Your site keeps functioning on December 10, 2026 and after. PHP still executes, pages still render, content editing still works. What stops is the Drupal Security Team’s commitment to publishing patches for newly disclosed vulnerabilities in Drupal 10. Over the months following EOL, the gap between known vulnerabilities and patches available for your site widens. The risk is gradual and silent rather than sudden, but it accumulates.
What happens if I miss the December 9, 2026 deadline?
Nothing dramatic happens on that specific day. The risk is cumulative. The first month after EOL is usually fine in practical terms. Nine or twelve months in, you are running a meaningful unpatched-vulnerability surface that compliance frameworks, cyber insurance carriers, and motivated attackers will all notice. If you miss the deadline, the question becomes how quickly you can either complete the upgrade or get on a commercial extended-support program to bridge the gap.
Can I jump directly from Drupal 10 to Drupal 12 when it releases?
The supported migration path goes through each major version: Drupal 10 to 11, then 11 to 12. In practice you would upgrade to Drupal 11 first and upgrade to Drupal 12 when it ships.

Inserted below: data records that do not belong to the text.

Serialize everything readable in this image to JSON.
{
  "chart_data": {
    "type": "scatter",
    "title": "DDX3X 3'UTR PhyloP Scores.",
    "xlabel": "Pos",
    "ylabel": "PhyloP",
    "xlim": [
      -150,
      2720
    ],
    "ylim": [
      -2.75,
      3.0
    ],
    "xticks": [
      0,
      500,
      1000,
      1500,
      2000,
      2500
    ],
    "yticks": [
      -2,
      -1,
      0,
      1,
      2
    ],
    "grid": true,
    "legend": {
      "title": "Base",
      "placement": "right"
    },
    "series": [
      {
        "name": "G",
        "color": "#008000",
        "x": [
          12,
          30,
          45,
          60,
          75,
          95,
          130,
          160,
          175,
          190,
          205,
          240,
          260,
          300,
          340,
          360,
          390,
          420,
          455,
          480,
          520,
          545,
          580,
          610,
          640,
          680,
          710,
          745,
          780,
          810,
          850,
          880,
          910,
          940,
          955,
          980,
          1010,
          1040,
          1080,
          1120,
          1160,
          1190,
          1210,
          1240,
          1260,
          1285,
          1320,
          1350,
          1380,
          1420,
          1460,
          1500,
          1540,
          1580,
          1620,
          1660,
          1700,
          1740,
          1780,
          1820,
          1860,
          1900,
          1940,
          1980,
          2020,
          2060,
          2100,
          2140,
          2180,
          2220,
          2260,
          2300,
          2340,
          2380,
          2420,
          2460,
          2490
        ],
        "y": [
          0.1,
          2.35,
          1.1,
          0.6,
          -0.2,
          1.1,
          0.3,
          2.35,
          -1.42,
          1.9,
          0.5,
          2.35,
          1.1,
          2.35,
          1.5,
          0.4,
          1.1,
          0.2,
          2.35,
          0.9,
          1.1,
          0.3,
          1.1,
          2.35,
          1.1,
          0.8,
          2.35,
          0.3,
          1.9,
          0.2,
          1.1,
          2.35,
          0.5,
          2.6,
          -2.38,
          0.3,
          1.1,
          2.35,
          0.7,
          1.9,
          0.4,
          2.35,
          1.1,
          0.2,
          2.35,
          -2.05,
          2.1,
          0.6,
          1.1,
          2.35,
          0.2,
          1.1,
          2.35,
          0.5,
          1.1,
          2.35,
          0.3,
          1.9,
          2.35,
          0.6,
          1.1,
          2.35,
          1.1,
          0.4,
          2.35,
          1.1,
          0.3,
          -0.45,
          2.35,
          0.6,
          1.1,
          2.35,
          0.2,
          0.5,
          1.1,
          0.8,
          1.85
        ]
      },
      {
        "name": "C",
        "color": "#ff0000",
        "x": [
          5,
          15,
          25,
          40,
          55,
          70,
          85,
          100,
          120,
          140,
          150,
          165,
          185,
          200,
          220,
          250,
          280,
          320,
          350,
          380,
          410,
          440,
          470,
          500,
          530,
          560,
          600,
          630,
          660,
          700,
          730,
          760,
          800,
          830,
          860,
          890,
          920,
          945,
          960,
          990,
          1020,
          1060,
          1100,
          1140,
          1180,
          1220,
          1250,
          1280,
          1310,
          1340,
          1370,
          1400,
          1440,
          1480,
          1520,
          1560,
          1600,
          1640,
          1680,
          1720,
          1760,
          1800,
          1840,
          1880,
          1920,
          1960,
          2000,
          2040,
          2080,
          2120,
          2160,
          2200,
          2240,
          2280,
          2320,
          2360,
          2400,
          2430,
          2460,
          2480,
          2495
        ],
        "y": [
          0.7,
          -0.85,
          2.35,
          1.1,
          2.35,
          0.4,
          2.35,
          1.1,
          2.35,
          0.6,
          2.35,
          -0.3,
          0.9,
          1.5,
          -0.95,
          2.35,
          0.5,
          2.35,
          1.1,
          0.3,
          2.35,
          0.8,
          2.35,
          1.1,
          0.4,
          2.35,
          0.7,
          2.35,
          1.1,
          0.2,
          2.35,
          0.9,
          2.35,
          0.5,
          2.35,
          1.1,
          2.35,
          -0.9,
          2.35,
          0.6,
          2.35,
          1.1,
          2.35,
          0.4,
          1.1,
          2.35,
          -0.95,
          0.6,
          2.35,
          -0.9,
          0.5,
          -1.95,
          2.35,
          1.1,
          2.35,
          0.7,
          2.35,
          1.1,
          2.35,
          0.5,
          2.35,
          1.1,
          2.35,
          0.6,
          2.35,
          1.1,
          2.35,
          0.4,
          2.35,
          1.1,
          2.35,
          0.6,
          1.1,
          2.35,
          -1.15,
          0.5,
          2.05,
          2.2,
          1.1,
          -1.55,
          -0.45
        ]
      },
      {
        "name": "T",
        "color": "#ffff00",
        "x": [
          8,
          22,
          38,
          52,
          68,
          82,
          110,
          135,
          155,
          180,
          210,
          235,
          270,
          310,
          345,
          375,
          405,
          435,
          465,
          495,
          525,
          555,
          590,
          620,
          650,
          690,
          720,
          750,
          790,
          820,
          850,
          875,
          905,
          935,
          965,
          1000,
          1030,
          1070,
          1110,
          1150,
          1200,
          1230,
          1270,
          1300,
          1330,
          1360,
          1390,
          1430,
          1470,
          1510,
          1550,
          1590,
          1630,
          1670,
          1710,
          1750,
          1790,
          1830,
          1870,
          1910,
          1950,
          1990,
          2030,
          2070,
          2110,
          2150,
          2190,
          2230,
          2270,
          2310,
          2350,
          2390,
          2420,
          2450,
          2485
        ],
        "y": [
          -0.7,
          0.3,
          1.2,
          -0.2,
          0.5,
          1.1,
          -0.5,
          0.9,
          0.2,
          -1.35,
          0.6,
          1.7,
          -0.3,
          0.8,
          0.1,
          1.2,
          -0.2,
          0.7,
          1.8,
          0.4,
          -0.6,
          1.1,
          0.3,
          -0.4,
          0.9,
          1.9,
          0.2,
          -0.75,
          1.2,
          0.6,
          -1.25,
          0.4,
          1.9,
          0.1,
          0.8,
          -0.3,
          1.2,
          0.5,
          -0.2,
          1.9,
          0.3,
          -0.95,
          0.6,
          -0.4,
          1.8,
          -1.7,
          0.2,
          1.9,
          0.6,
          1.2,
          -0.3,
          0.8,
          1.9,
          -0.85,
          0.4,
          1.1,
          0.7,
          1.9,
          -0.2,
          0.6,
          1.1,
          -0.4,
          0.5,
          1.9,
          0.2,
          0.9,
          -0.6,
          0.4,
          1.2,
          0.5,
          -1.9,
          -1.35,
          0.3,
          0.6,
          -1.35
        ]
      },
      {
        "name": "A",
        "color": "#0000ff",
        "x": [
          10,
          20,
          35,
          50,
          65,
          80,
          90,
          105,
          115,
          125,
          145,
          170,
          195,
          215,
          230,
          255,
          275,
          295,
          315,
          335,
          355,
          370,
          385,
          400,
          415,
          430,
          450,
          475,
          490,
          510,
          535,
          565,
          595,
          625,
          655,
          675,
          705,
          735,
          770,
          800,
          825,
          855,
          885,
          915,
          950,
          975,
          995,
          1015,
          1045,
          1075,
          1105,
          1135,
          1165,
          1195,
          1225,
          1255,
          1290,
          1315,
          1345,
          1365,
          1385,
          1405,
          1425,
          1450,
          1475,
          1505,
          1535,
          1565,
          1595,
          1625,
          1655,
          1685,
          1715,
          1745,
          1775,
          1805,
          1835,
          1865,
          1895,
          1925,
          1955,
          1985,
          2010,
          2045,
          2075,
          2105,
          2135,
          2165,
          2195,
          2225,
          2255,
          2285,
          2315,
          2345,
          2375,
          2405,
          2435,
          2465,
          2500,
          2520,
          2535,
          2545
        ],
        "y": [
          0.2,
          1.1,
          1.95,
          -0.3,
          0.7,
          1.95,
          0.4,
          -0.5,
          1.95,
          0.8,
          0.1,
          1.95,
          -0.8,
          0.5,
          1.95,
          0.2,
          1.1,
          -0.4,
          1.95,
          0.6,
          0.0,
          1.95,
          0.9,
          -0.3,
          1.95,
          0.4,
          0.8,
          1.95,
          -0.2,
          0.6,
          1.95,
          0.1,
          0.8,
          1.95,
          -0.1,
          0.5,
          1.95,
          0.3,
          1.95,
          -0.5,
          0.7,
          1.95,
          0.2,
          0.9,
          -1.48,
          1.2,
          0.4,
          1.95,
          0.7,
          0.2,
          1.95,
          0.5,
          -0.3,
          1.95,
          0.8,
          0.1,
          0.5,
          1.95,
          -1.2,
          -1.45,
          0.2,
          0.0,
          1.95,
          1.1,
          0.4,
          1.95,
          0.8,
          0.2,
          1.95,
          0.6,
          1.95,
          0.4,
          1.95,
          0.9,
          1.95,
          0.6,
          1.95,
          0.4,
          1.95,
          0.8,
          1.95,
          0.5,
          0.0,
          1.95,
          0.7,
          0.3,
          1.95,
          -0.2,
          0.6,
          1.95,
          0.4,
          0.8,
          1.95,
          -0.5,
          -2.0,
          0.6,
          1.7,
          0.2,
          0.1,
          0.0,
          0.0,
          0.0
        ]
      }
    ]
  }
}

The “skip 11 entirely” mental model doesn’t match how the Composer-driven upgrade actually works. If your goal is to land on Drupal 12, plan it as a two-step path with Drupal 11 in the middle.
Is extended commercial support a long-term option?
It is a bridge, not a destination. Drupal 7 extended support taught the community that organizations who buy ES typically use it for one supported-version cycle (twelve to twenty-four months) while completing their migration. The cost structure rewards finishing the upgrade rather than perpetually renewing extended support. If you find yourself signing a second extended-support renewal, the underlying upgrade plan needs attention.
How long does a typical Drupal 10 to 11 upgrade actually take?
For a site running well-maintained contributed modules on Drupal 10.3 or later, the upgrade itself is a long working session: a few hours of Composer commands, database updates, and configuration adjustments, followed by a week of QA. For sites with substantial custom code, the planning and refactoring phase (running Upgrade Status, applying Drupal Rector, manually fixing API changes Rector cannot handle) often takes longer than the upgrade itself. Plan for weeks of preparation and a long day of execution on a non-trivial site.